DS: Roche Holding Ltd. (ADR) (OTCMKTS:RHHBY) and others have brought B-Raf inhibitors to market. The challenge with B-Rafs is that resistance emerges typically within a year of treatment. The hope is that pan-Raf inhibitors with novel drug combinations could have better long-term clinical activity profiles in melanoma and other tumor types.

TLSR: I noticed that your kinase inhibitor programs are now receiving increased support. What’s new in this space?

“Our emphasis on applied innovation, late-stage development and commercialization has resulted in significant scientific progress.”

DS: About a year ago, Sunesis reacquired full rights to two preclinical kinase inhibitor programs. SNS-062, a Bruton’s tyrosine kinase (BTK) inhibitor, is the most advanced, and binds differently than ibrutinib (Imbruvica; Pharmacyclics, Inc. (NASDAQ:PCYC))—an FDA-approved BTK inhibitor for treatment of mantle cell lymphoma and chronic lymphocytic leukemia. Last year we successfully completed toxicology, and we are now preparing an investigational new drug (IND) application targeting B-cell malignancies.

TLSR: What was the pathway leading to reacquisition of SNS-062?

DS: Like the Raf program, SNS-062 was originally part of a multikinase collaboration with Biogen Idec, and was a part of the original Sunesis portfolio. In fact, it is still a part of this collaboration in the context of immunology. Because this compound has a promising profile for cancer, we negotiated full rights to direct the development and, hopefully, commercialization efforts of SNS-062 for oncology indications.
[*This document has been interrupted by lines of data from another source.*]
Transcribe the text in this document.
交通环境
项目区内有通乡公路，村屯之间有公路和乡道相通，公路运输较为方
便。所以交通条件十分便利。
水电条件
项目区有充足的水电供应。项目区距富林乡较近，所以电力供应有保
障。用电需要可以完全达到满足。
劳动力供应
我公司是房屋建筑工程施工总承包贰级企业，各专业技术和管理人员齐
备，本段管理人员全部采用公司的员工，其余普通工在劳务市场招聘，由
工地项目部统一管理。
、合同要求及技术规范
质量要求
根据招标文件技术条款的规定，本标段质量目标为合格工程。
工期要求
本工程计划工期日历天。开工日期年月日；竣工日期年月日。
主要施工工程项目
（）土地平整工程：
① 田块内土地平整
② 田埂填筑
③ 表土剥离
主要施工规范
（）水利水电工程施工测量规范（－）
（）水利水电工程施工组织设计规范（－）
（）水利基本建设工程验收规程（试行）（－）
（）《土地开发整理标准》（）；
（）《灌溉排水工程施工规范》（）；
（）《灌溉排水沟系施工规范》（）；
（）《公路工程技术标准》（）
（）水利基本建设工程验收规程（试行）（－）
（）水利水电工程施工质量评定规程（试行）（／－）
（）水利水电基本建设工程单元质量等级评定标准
TLSR: What about the PDK1 inhibitor program?

DS: PDK1 serves as a master switch in the Akt/PI3K pathway. Inhibitors of this class of kinases have not previously gone into clinical development. This program originated with the Sunesis/Biogen collaboration from 2004, and was transferred to Takeda/Millennium in 2012. Because Takeda was more focused on Raf, we were able to reacquire the PDK1 rights early last year.

We currently have two promising, late-stage, lead compounds, and we intend to select one as an IND-track development candidate later this year. We see potential for PDK1 inhibitors in both solid and liquid tumors, and will evaluate the best path forward over the next 12 months.

TLSR: What should investors look for from Sunesis over the next 12–18 months?

DS: Transformational milestones from late-stage development to commercial will be key. Vosaroxin will be leading the charge, hopefully gaining regulatory traction both in the U.S. and the European Union. If approved, commercial launches will involve some combination of Sunesis and partnered resources. The expected revenue stream will provide the means necessary to more broadly explore vosaroxin in other indications, while building a pipeline of promising kinase inhibitors as next-generation targeted therapeutics.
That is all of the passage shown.